If failure detection is like the pit in your stomach or lump in your throat, and root cause analysis is like the logical reasoning that we sometimes go through when making decisions, then maybe we have to accept that failure detection is a much faster process than root cause analysis. Our group has always looked at those as two different processes, but never acknowledged that they may require different amounts of information.

On one level, that looks hopeless; "what good is it to know that something is wrong if you don't know what it is?" But we do that all the time. A lot of us learn to trust our instincts (don't walk down that alley) even if we can't tell exactly what's wrong (it's well lit, there are people around, but it just feels shady).

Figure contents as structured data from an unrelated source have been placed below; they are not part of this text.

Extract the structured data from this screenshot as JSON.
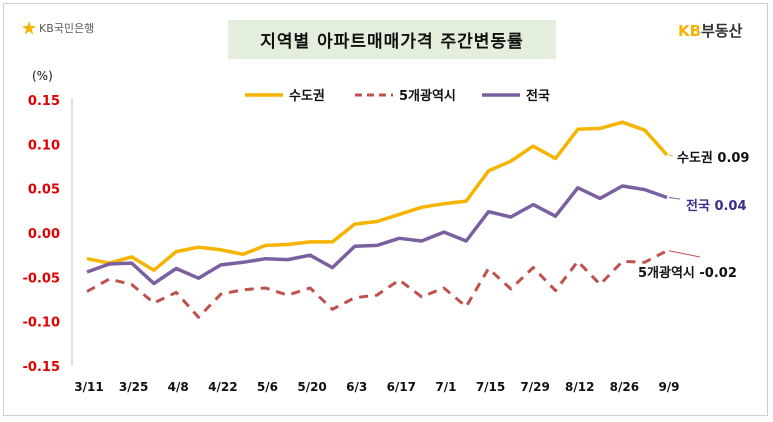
{
  "logo": {
    "text": "KB국민은행"
  },
  "brand": {
    "part1": "KB",
    "part2": "부동산"
  },
  "chart_data": {
    "type": "line",
    "title": "지역별 아파트매매가격 주간변동률",
    "ylabel": "(%)",
    "xlabel": "",
    "ylim": [
      -0.15,
      0.15
    ],
    "yticks": [
      0.15,
      0.1,
      0.05,
      0.0,
      -0.05,
      -0.1,
      -0.15
    ],
    "ytick_labels": [
      "0.15",
      "0.10",
      "0.05",
      "0.00",
      "-0.05",
      "-0.10",
      "-0.15"
    ],
    "x": [
      "3/11",
      "3/18",
      "3/25",
      "4/1",
      "4/8",
      "4/15",
      "4/22",
      "4/29",
      "5/6",
      "5/13",
      "5/20",
      "5/27",
      "6/3",
      "6/10",
      "6/17",
      "6/24",
      "7/1",
      "7/8",
      "7/15",
      "7/22",
      "7/29",
      "8/5",
      "8/12",
      "8/19",
      "8/26",
      "9/2",
      "9/9"
    ],
    "xtick_labels": [
      "3/11",
      "3/25",
      "4/8",
      "4/22",
      "5/6",
      "5/20",
      "6/3",
      "6/17",
      "7/1",
      "7/15",
      "7/29",
      "8/12",
      "8/26",
      "9/9"
    ],
    "legend_position": "top",
    "series": [
      {
        "name": "수도권",
        "color": "#f5b400",
        "style": "solid",
        "values": [
          -0.029,
          -0.034,
          -0.027,
          -0.042,
          -0.021,
          -0.016,
          -0.019,
          -0.024,
          -0.014,
          -0.013,
          -0.01,
          -0.01,
          0.01,
          0.013,
          0.021,
          0.029,
          0.033,
          0.036,
          0.07,
          0.081,
          0.098,
          0.084,
          0.117,
          0.118,
          0.125,
          0.116,
          0.088
        ],
        "end_label": "수도권 0.09"
      },
      {
        "name": "5개광역시",
        "color": "#c0504d",
        "style": "dashed",
        "values": [
          -0.066,
          -0.052,
          -0.058,
          -0.079,
          -0.067,
          -0.095,
          -0.069,
          -0.064,
          -0.062,
          -0.07,
          -0.062,
          -0.086,
          -0.073,
          -0.07,
          -0.053,
          -0.072,
          -0.062,
          -0.083,
          -0.04,
          -0.063,
          -0.039,
          -0.065,
          -0.032,
          -0.058,
          -0.032,
          -0.033,
          -0.02
        ],
        "end_label": "5개광역시 -0.02"
      },
      {
        "name": "전국",
        "color": "#7b60a0",
        "style": "solid",
        "values": [
          -0.044,
          -0.035,
          -0.034,
          -0.057,
          -0.04,
          -0.051,
          -0.036,
          -0.033,
          -0.029,
          -0.03,
          -0.025,
          -0.039,
          -0.015,
          -0.014,
          -0.006,
          -0.009,
          0.001,
          -0.009,
          0.024,
          0.018,
          0.032,
          0.019,
          0.051,
          0.039,
          0.053,
          0.049,
          0.04
        ],
        "end_label": "전국 0.04"
      }
    ]
  }
}
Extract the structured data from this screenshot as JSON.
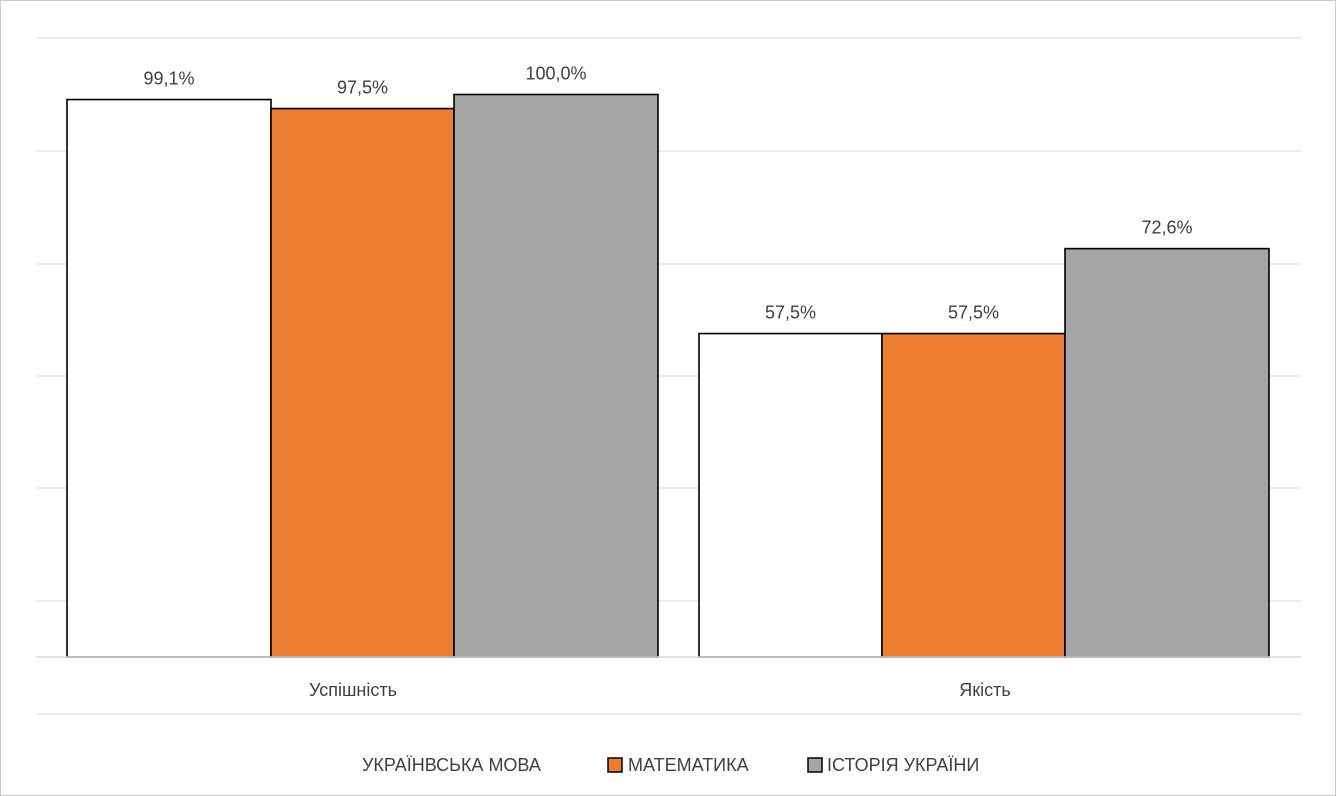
{
  "chart_data": {
    "type": "bar",
    "title": "",
    "xlabel": "",
    "ylabel": "",
    "categories": [
      "Успішність",
      "Якість"
    ],
    "series": [
      {
        "name": "УКРАЇНВСЬКА МОВА",
        "values": [
          99.1,
          57.5
        ],
        "value_labels": [
          "99,1%",
          "57,5%"
        ],
        "color": "#ffffff"
      },
      {
        "name": "МАТЕМАТИКА",
        "values": [
          97.5,
          57.5
        ],
        "value_labels": [
          "97,5%",
          "57,5%"
        ],
        "color": "#ed7d31"
      },
      {
        "name": "ІСТОРІЯ УКРАЇНИ",
        "values": [
          100.0,
          72.6
        ],
        "value_labels": [
          "100,0%",
          "72,6%"
        ],
        "color": "#a5a5a5"
      }
    ],
    "ylim": [
      0,
      100
    ],
    "grid": true,
    "legend_position": "bottom"
  }
}
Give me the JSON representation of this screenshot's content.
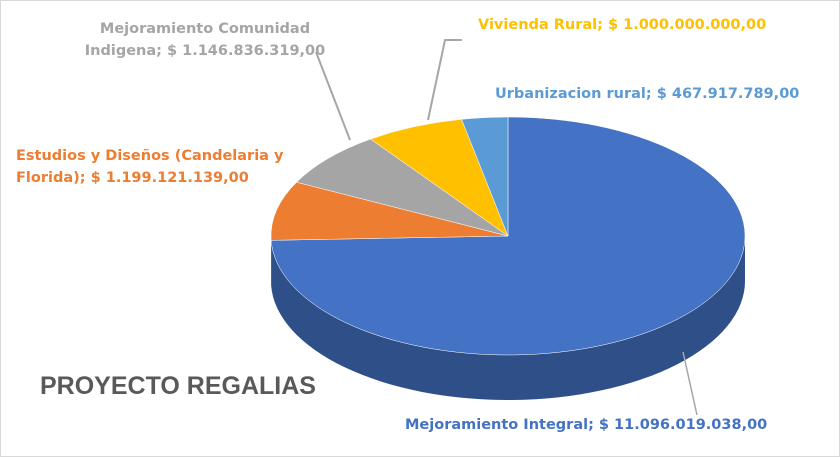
{
  "chart_data": {
    "type": "pie",
    "title": "PROYECTO REGALIAS",
    "values": [
      11096019038,
      1199121139,
      1146836319,
      1000000000,
      467917789
    ],
    "value_labels": [
      "Mejoramiento Integral; $ 11.096.019.038,00",
      "Estudios y Diseños (Candelaria y Florida); $ 1.199.121.139,00",
      "Mejoramiento Comunidad Indigena; $ 1.146.836.319,00",
      "Vivienda Rural; $ 1.000.000.000,00",
      "Urbanizacion rural; $ 467.917.789,00"
    ],
    "colors": [
      "#4472c4",
      "#ed7d31",
      "#a5a5a5",
      "#ffc000",
      "#5b9bd5"
    ]
  }
}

How could that help in managing distributed systems? The only example I can think of right now is: if a host 'feels like it's unhealthy' it could just take itself out of a load balancer without knowing what was wrong.

It does tell me is that it may be worth completely separating the process of detection and root-cause analysis. So that the feedback in (3) above is not "the root cause of this disturbance was xyz", nor is the list of 'important' metrics in (2) a list for each possibel root cause. (i.e. you don't output something that says that metrics A and B are important for predicting a disk crash, but metrics D and F predict a web server failure and metrics C and E predict that your application is deadlocked). That's how antivirus software is modeled. It builds up fingerprints of different viruses and tries to match the fingerprint. It does both detection and root-cause-analysis in a single step. (OK, maybe modern antivirus software does more than that, but stick with me for a moment).

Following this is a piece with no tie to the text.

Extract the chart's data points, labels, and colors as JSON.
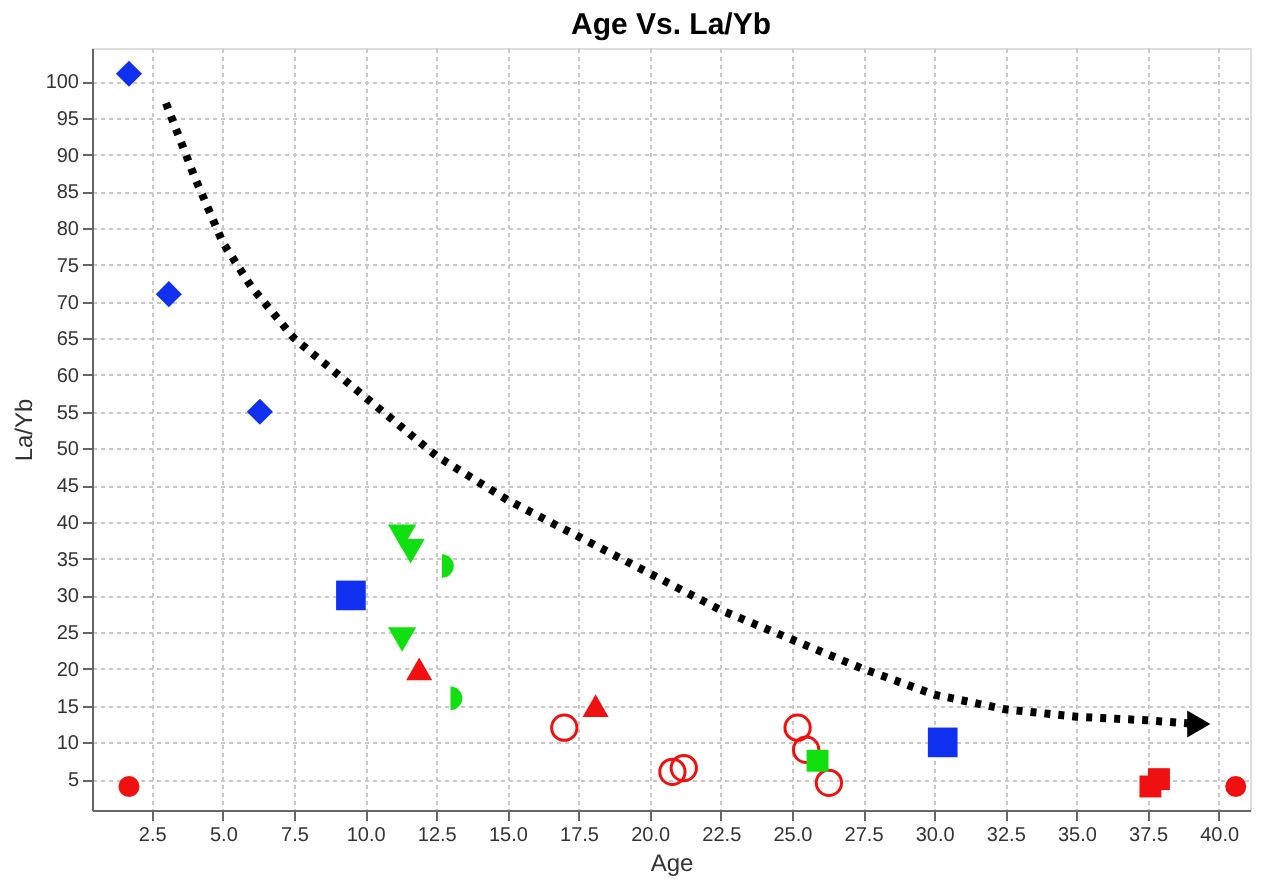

Instead, maybe the right but counterintuitive (no pun intended) thing to do here is to only store whether or not "Bad" things happened, and store the set of metrics which are good predictors of "Bad"ness. You'd probably need more than a binary notion of Badness. This doesn't get us closer to solving problems, but maybe it can help reduce downtime in the first place, because we've got a very good early-warning system.

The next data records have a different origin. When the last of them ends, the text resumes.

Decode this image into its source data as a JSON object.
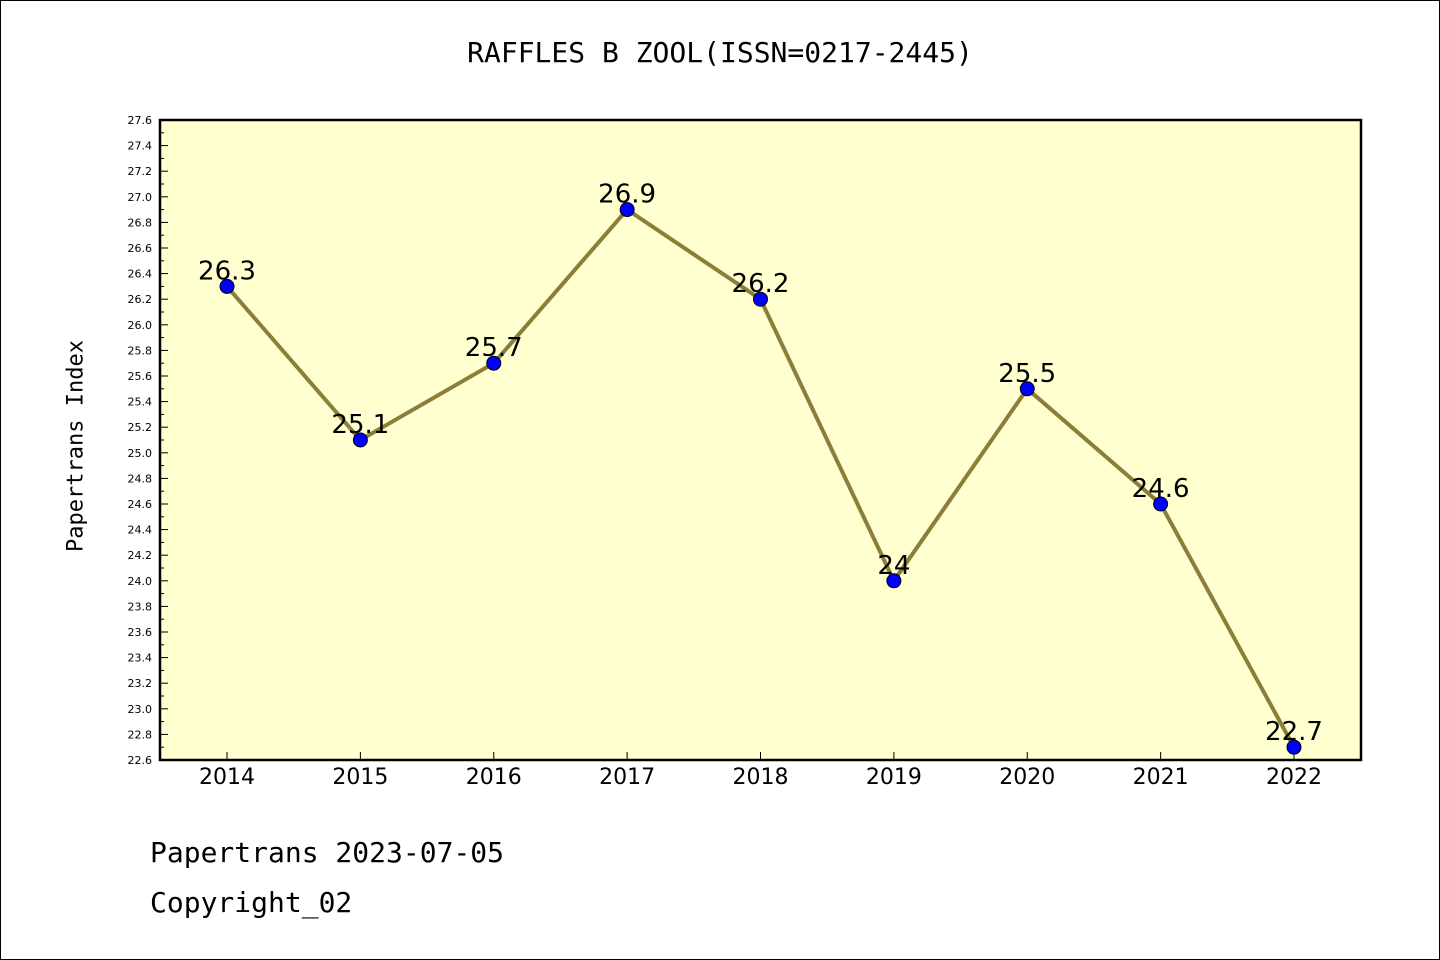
{
  "title": "RAFFLES B ZOOL(ISSN=0217-2445)",
  "ylabel": "Papertrans Index",
  "footer": {
    "line1": "Papertrans 2023-07-05",
    "line2": "Copyright_02"
  },
  "colors": {
    "background": "#ffffff",
    "plot_bg": "#ffffd0",
    "line": "#8b7d3a",
    "marker": "#0000ff"
  },
  "chart_data": {
    "type": "line",
    "title": "RAFFLES B ZOOL(ISSN=0217-2445)",
    "xlabel": "",
    "ylabel": "Papertrans Index",
    "categories": [
      "2014",
      "2015",
      "2016",
      "2017",
      "2018",
      "2019",
      "2020",
      "2021",
      "2022"
    ],
    "series": [
      {
        "values": [
          26.3,
          25.1,
          25.7,
          26.9,
          26.2,
          24.0,
          25.5,
          24.6,
          22.7
        ],
        "labels": [
          "26.3",
          "25.1",
          "25.7",
          "26.9",
          "26.2",
          "24",
          "25.5",
          "24.6",
          "22.7"
        ]
      }
    ],
    "ylim": [
      22.6,
      27.6
    ],
    "yticks": [
      "22.6",
      "22.8",
      "23.0",
      "23.2",
      "23.4",
      "23.6",
      "23.8",
      "24.0",
      "24.2",
      "24.4",
      "24.6",
      "24.8",
      "25.0",
      "25.2",
      "25.4",
      "25.6",
      "25.8",
      "26.0",
      "26.2",
      "26.4",
      "26.6",
      "26.8",
      "27.0",
      "27.2",
      "27.4",
      "27.6"
    ],
    "grid": false,
    "legend": "none"
  }
}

It'll be interesting to see if any more insights come out of watching a large system running (the group I've been working with in Bangalore is getting closer to releasing an internal, scaled-down version of what will eventually be a large self-healing distributed system). Since I've been in development mode for the past few months (vs. supporting a live system), I feel a little unqualified to rant too much about this stuff. :)

2 comments:

Anonymous said...

one interesting property about human intuition is that it learns from historical context and builds up 'experience'. e.g. a mechanic with 20 years of experience is generally better at intuitively diagnosing an issue than a newbie because he has seen this before and knows what the problem "feels" like

it would be intersting to include these concepts into the prediction algorithms you talk about. i.e. trying to identify and capture key metrics from historical data at times when the system has had a failure so that the current system knows what the older failures 'felt' like

Anonymous said...

you want to take a look at pattern classification

what do you know! amazon has it:
http://www.amazon.com/exec/obidos/tg/sim-explorer/explore-items/-/0471056693/0/101/1/none/purchase/ref%3Dpd%5Fsxp%5Fr0/002-2015044-0944062

In any case, discovering relevant state variables is a huge problem in computer science. The "intuition" equivalent in mathematical terms would be an approximation. So instead of mapping a precise set of metrics (and their values) to being bad, you map only an approximate set of metrics. That allows you to generalize. I don't know how humans process information, but this is how we get around "too much information" in AI. The problem is referred to as overfitting.

I remember you once asked me about principal component analysis. That shit is a bitch to get working.
The problem with a lot of algorithms in stastical analysis is that while they are theoretically proven to be optimal/convergent/correct, getting them to work is more of an art. So I wish you luck.